003.b. there's the page "About Naturopathic Medicine" which says, regarding science:

"naturopathic Medicine is a system of healing which is both an art and a science. It integrates long-standing traditional systems of healing with the most current scientific advances in modern medicine [...]";

and there's that 'epistemic conflation' at the heart of naturopathy.  This explains the coded vitalism, as knowledge that is "traditional" in the sense of prescientific, and this explains something like reflexology being supported, also in the sense of science-exterior.  In other words, 'anything goes' medicine.

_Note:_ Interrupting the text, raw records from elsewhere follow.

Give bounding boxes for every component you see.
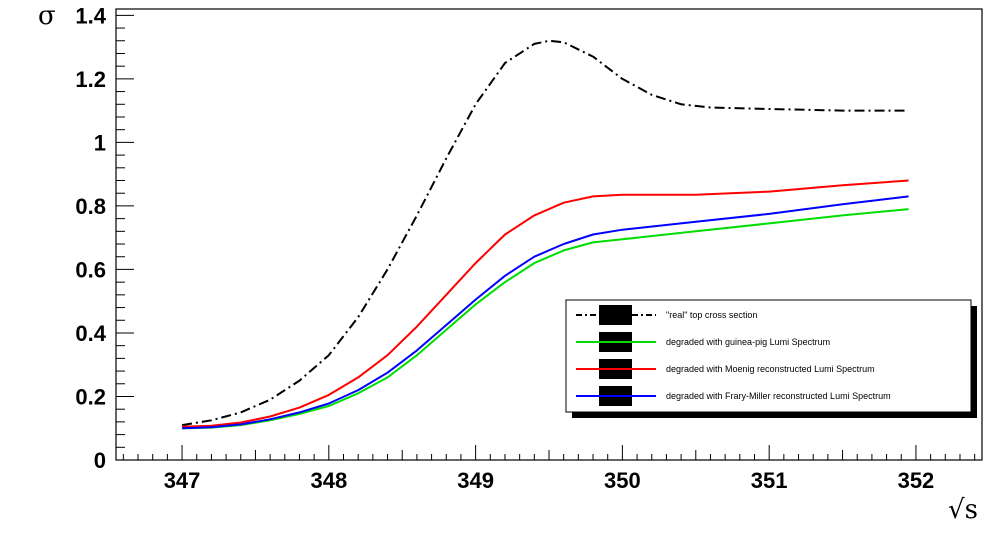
- y-tick-label: 1.2: [75, 67, 106, 92]
- y-axis: 0 0.2 0.4 0.6 0.8 1 1.2 1.4: [75, 3, 134, 473]
- y-tick-label: 0.4: [75, 321, 106, 346]
- x-tick-label: 347: [164, 468, 201, 493]
- y-tick-label: 1.4: [75, 3, 106, 28]
- x-tick-label: 351: [751, 468, 788, 493]
- x-axis: 347 348 349 350 351 352: [122, 445, 976, 493]
- y-tick-label: 0.8: [75, 194, 106, 219]
- legend: "real" top cross section degraded with gu…: [565, 299, 977, 418]
- x-axis-title: √s: [948, 495, 978, 525]
- legend-label-1: "real" top cross section: [666, 310, 757, 320]
- y-tick-label: 0.6: [75, 257, 106, 282]
- series-line-3: [182, 179, 909, 428]
- series-curves: [181, 39, 909, 430]
- legend-swatch-block: [599, 305, 632, 325]
- legend-label-2: degraded with guinea-pig Lumi Spectrum: [666, 337, 830, 347]
- x-tick-label: 350: [604, 468, 641, 493]
- legend-box: [565, 299, 972, 413]
- legend-label-3: degraded with Moenig reconstructed Lumi …: [666, 364, 875, 374]
- y-tick-label: 0: [94, 448, 106, 473]
- series-line-2: [182, 208, 909, 430]
- y-tick-label: 1: [94, 130, 106, 155]
- legend-label-4: degraded with Frary-Miller reconstructed…: [666, 391, 891, 401]
- series-line-4: [182, 195, 909, 430]
- x-tick-label: 349: [457, 468, 494, 493]
- y-axis-title: σ: [38, 1, 56, 31]
- y-tick-label: 0.2: [75, 384, 106, 409]
- x-tick-label: 352: [898, 468, 935, 493]
- x-tick-label: 348: [310, 468, 347, 493]
- series-line-1: [181, 39, 909, 427]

003.c. that's why we're told in "Services Offered":

"the naturopathic modalities which Dr. Kuzniar uses in her practice focus on mind, body, and spirit [...] Dr. Kuzniar blends the art of naturopathic medicine with modern medical science, drawing on current research and age-old treatments  [...] homeopathic medicine: this powerful system of medicine is more than 200 years old and is widely accepted in many countries [...] educated in classical homeopathy, Dr. Kuzniar is skilled in selecting the specific homeopathic remedy which is unique to the individual [...] homeopathic medicines work on a subtle, energetic level to activate the body's innate healing mechanism [...]"; 

well, I'm all for freedom of belief and liberty of thought and conscience BUT: prove to me, in a medical sense, that you KNOW anything about "spirit".  Show me how you KNOW the supernatural, in the sense of focusing on it in some kind of reliable way that is not within what psychology covers quite effectively and mundanely.  And we have the admission of "blends", and homeopathy absurdly stated as powerful and energetic, and more coded vitalism.  So, actually, reflexology is quite LIKE so much other absurdity within naturopathy and it all comes down to their 'anything goes' knowledge base.